La mêlée française a toujours été un atout de poids dans les grandes compétitions, alors que les Argentins connaissent des difficultés dans ce secteur de jeu. Est-ce qu’elle peut-être la clé de ce match ?
JC : "Si les Argentins n’ont pas réussi à régler ce problème de mêlée durant leur préparation, évidemment que ce sera un élément très important. Et normalement, si les Français dominent en mêlée, il y a de grandes chances pour qu’ils remportent la partie. En Angleterre, on dit souvent « no scrum, no win », ou « pas de victoire sans mêlée » et cela s’est souvent vérifié. Donc oui ça va forcément jouer, mais je ne vois pas comment les Argentins n'auraient pas travaillé ce secteur de jeu pendant deux mois".
Objectivement, quelle équipe voyez-vous remporter ce premier match ?
JC : "En étant très pragmatique, au vue des dernières performances, j’ai envie de dire que les Argentins restent les favoris.

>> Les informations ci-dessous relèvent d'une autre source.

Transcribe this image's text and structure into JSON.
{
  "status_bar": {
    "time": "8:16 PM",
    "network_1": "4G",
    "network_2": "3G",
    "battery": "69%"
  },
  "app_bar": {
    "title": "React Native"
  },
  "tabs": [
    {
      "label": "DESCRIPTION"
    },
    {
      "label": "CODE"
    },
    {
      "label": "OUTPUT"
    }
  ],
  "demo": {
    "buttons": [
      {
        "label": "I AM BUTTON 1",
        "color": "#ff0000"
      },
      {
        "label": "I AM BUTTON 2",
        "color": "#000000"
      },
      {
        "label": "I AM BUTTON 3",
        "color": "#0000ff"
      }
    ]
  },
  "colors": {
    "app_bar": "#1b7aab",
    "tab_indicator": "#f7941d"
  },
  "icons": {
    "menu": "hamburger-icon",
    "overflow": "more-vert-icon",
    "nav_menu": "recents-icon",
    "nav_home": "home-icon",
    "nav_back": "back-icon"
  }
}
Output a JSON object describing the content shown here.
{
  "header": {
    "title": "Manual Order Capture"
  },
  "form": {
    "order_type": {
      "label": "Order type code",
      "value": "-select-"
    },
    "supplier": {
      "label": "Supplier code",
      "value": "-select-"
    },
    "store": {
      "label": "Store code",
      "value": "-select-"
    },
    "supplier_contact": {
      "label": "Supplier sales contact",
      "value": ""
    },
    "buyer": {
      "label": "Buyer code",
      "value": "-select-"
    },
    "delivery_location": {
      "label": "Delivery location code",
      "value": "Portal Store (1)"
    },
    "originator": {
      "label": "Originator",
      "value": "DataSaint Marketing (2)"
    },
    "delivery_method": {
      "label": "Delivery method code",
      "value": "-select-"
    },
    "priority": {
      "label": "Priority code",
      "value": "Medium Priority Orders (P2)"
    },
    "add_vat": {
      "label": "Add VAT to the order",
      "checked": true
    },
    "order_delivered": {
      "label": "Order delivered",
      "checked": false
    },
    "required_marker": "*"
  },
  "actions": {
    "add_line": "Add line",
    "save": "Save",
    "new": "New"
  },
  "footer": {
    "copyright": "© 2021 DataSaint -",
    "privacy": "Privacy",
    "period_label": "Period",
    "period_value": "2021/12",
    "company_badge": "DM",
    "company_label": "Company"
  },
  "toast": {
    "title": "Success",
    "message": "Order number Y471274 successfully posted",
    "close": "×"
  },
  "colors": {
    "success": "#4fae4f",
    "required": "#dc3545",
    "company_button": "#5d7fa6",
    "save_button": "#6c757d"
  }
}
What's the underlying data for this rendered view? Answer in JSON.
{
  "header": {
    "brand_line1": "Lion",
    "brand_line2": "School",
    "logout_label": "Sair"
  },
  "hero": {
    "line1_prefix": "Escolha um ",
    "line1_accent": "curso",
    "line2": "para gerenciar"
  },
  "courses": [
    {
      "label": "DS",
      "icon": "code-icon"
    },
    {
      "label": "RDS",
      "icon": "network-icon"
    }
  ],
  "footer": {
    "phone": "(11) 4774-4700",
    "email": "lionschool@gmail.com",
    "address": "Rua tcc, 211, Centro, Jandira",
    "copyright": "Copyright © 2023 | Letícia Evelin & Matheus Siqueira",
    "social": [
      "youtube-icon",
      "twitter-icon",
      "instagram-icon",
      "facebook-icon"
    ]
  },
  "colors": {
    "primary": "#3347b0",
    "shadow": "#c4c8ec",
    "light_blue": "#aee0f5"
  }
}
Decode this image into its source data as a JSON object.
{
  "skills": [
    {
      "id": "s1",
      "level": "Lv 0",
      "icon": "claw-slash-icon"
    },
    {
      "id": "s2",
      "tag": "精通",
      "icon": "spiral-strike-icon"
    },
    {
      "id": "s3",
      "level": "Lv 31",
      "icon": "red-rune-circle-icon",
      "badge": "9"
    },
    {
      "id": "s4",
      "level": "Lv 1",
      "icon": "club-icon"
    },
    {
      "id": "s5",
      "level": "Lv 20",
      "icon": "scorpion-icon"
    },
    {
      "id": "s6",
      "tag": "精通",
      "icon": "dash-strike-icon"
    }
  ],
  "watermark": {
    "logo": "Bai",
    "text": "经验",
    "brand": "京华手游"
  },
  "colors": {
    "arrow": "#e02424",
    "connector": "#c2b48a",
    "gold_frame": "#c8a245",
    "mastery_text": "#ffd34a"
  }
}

Il y a un an, le rapport était peut-être de 70-30 en faveur des Pumas. Aujourd’hui, il y a toujours cette petite marge d’avance pour les Argentins, mais je pense que ce rapport de force a largement diminué. Je pense que Français seront au contact durant toute la partie, et la victoire devrait se jouer à très peu de choses".